A message from “Who's Afraid of Virginia Woof” flashed on his screen. He had been chatting with this man for two weeks. The wit of Alan's first message, “What a cum dump!” fizzled into a prolonged correspondence of:

“hey”

“sup”

“nuthin”

“sexxxy”

“hot pics”

“more?”

The days of this banality had somehow passed the threshold to intimacy and this man sent him the schematics.

“Now this, I'll get off the couch for!” Pickering springs to life.

“Alexis, send blueprints to my 3D printer.”

“Blueprints sent,” the robotic personal assistant responds.

The machine whirs to life and whizzes for two minutes.

The life-size replica of this paramour's penis stood erect on the table, warts and all.

Pickering notices these fleshy bumps but shrugs his shoulders. He had been vaccinated against HPV in the narrow ten-year window it had been available, before religious and alternative medicine zealots conspired to rid the country of another vaccine. He shakes his head remembering the footage of the Portland T-party. Eager Anti-vaxxers had derailed a truck carrying Tdap vaccines. In a ceremony aching to replicate the Founding Fathers, these self-appointed patriots poured protection against tetanus, diphtheria and whooping cough into the Willamette river.

But that wasn't his problem, he was immune to the stuff. Oh yeah! And these phallic speed bumps could create a delightful, rocky road.

He lubes up the polyamide masterpiece and suctions this dong firmly to his artisanal stool from Blaine, Missouri. His prostate eager for a stool boom of its own.

“What big girth you have!” Pickering puckers as he balances on the tip, adjusting. “He hadn't belied his length, but that circumference!
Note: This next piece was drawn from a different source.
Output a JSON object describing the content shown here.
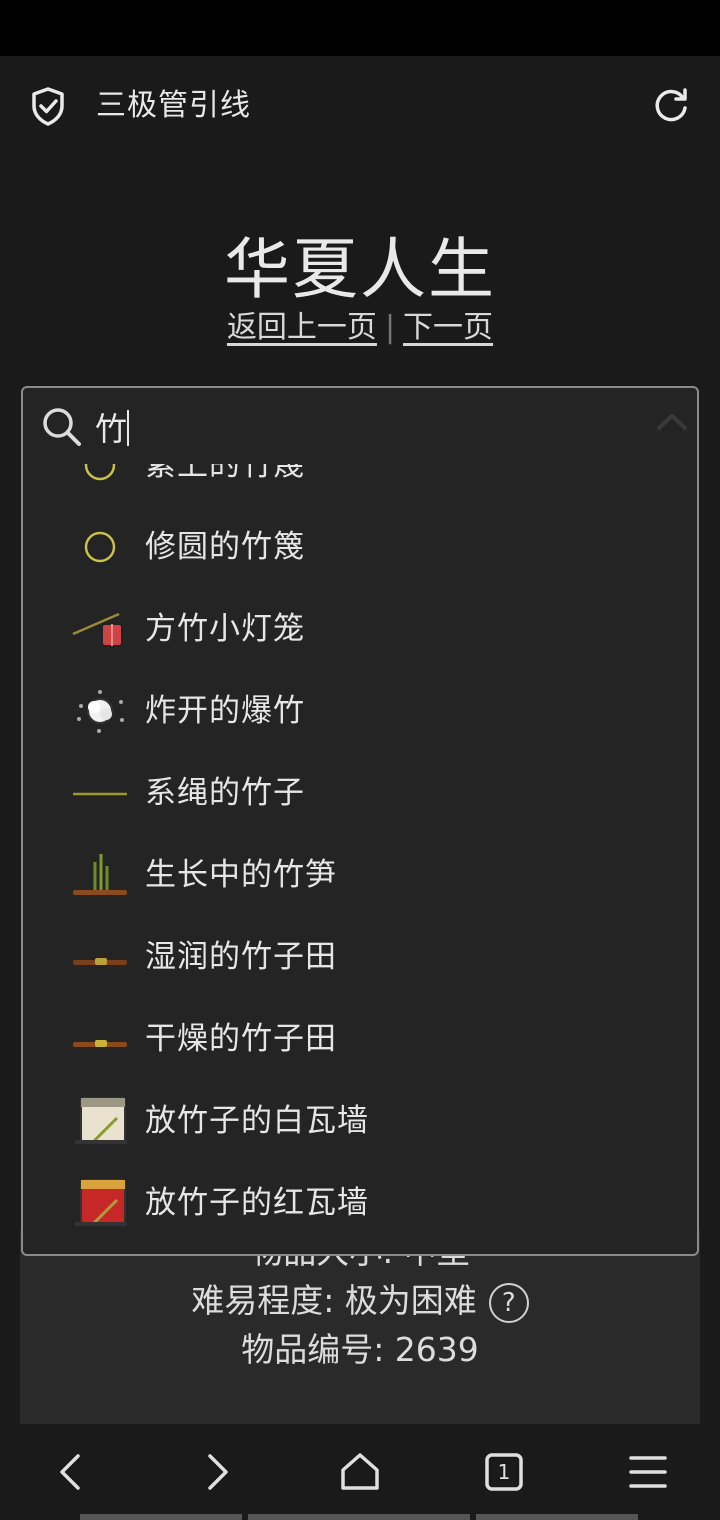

What a wonderful surprise.”

He had eased halfway down the dildo when the video phone rings.

Eyes closed, teeth clenched and sphincters spasming to relax, he groans.

“YESSS!!!”

“Answering call from---”

“What?! NO! Alexis. Hang up.”

Higgins face appears on the wall in front of him. He's looking to the side.

“Pan up! PAN UP! PAN UP!!!” Pickering screams.

Alexis orders the holowall camera to pan, showing only Pickering's face.

“Hey Buddy. Whatchu up to?” Higgins inquires.

“Nuthin'... Chillin'.” Pickering says as he slides down the last three inches. His eyes widen. Drops of santorum froth to the floor.

In the corner of the screen, Pickering sees his face. What a horrible image! How heinous he looks. He hadn't seen himself from this angle for years. From above, his face looked marvelous. From below, gravity pulled out all his imperfections. His facial fillers sagged and the pock marks on his forehead from the at-home botox cast a terrible shadow.

Sweat trickles down Pickering's face as he hopes the stinging sensation isn't a fissure forming.

“Come down to my studio Pickering, I've got an idea I wanna run by you.”